Information on weekly pay (average, median and decile) is taken from a combination of two sources: the Annual Survey of Hours and
Earnings (ASHE); and the Labour Force Survey (LFS) (both conducted by the Office for National Statistics (ONS)). ASHE is widely regarded as the most reliable source of information on Pay and Hours, however it does not include information on pay by qualification as well as some other characteristics (such as self-employment). This information is available in the LFS. The ASHE and LFS data are based on too small sample sizes to enable a comprehensive set of estimates of Pay to be extracted at the full SOC 4-digit level. The Warwick Institute for Employment Research at the University of Warwick has produced a full set of detailed estimates based on publicly available published ASHE and LFS data Warwick. These estimates are based on an econometric method (the well-established earning function), combining the data sets to produce a full set of detailed estimates, constrained to match publicly available headline data.
Although we provide estimates of pay for a number of years, detailed comparisons between years will not produce statistically robust results at the SOC 4-digit level. We, therefore, provide a separate ‘change in pay’ indicator for those interested in how pay by occupation is changing over time. Currently, this focuses on the period from 2014-2015 and provides detailed information on changes by 4-digit occupation by country and English region for spatial variations. Please note that there is no cross classification for the ‘change in pay’ indicator by any other dimension (e.g: industry, age, gender, employment status or level of qualification held). For example, it is not possible to look at the change in pay by occupation and gender, as data would not be statistically robust.
Developers interested in changes in pay cross classified by these other dimensions are advised to use the aggregate ‘change in pay’ indicator rather than attempt to develop more detailed measures of change by comparing detailed pay estimates for two years.
LMI for All has released version two of its popular Careerometer widget. Version one, which was released a year ago, makes it simple to embed a widget in any web site. The first version gave access to pay rates in different jobs
The new version provides extra information. As well as providing hourly, weekly and annual pay figures, for each occupation the widget gives details of present numbers employed in the UK and projected future growth or reduction in numbers employed. It also provides prediction of replacement demand – an important measure showing how many new employees are likely to be needed based on those leaving an occupation or retiring.
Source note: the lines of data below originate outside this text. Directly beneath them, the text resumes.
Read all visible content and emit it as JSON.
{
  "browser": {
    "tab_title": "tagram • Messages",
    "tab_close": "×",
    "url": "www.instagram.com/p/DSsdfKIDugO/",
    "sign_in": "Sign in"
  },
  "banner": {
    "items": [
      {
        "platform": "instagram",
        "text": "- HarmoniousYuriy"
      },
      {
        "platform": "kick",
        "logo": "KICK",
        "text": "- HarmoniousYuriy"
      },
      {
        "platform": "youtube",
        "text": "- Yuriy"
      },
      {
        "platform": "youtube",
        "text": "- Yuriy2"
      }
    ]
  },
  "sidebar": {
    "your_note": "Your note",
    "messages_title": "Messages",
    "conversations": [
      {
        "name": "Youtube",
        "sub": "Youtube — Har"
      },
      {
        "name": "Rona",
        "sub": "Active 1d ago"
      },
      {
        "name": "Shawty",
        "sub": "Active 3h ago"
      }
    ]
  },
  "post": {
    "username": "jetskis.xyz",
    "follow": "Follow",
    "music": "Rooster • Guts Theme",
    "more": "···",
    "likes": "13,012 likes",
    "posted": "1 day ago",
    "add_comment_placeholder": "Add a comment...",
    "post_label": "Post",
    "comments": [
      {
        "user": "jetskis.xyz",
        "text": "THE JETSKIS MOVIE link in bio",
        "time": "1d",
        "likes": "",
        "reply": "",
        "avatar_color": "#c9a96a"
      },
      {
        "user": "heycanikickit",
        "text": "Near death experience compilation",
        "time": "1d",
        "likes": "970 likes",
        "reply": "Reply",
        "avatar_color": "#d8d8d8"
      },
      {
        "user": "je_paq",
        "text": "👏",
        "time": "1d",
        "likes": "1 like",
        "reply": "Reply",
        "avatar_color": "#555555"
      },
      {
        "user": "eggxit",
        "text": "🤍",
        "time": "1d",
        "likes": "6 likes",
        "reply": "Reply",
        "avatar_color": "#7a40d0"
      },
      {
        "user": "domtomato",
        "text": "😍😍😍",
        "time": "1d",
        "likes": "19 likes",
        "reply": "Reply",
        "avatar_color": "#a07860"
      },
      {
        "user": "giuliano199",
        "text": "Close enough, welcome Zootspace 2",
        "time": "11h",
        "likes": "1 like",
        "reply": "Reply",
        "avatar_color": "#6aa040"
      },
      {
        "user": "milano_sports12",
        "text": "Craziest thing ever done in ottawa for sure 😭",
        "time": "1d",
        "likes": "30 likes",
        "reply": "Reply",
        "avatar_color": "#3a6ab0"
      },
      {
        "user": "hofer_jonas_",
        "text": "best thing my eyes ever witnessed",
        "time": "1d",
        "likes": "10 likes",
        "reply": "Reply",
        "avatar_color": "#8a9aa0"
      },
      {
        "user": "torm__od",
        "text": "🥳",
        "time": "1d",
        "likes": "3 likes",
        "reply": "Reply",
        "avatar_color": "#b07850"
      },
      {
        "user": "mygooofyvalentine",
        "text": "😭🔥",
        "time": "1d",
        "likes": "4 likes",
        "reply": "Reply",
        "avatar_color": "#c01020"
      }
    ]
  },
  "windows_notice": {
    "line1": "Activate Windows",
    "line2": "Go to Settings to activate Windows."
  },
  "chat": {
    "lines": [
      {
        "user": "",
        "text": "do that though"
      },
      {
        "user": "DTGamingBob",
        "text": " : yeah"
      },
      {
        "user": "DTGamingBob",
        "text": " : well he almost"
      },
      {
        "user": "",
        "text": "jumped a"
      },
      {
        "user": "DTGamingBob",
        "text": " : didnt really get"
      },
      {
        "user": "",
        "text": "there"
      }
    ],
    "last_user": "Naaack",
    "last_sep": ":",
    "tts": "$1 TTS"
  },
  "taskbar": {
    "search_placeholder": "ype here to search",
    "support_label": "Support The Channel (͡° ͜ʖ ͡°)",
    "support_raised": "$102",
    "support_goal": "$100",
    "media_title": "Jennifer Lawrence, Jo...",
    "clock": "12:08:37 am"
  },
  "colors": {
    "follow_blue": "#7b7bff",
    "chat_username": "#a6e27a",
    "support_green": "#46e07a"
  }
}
It provides examples of different industries where those in that occupation are likely to be employed as well as a brief description of the occupation itself.
You can also easily compare different occupations to UK average wages.
The widget can be configured to provide a card for providing information on one occupation at a time, or two or three cards for comparing more occupations. Another simple configuration allows you to preset the occupation the widget displays, instead of leaving it up to the user to search.
At a technical level, the Careerometer widget has been designed to be as simple as possible to install even for those with little technical knowledge. It should also cause no problems with your existing web pages and can easily be installed on a full page or as a sidebar widget.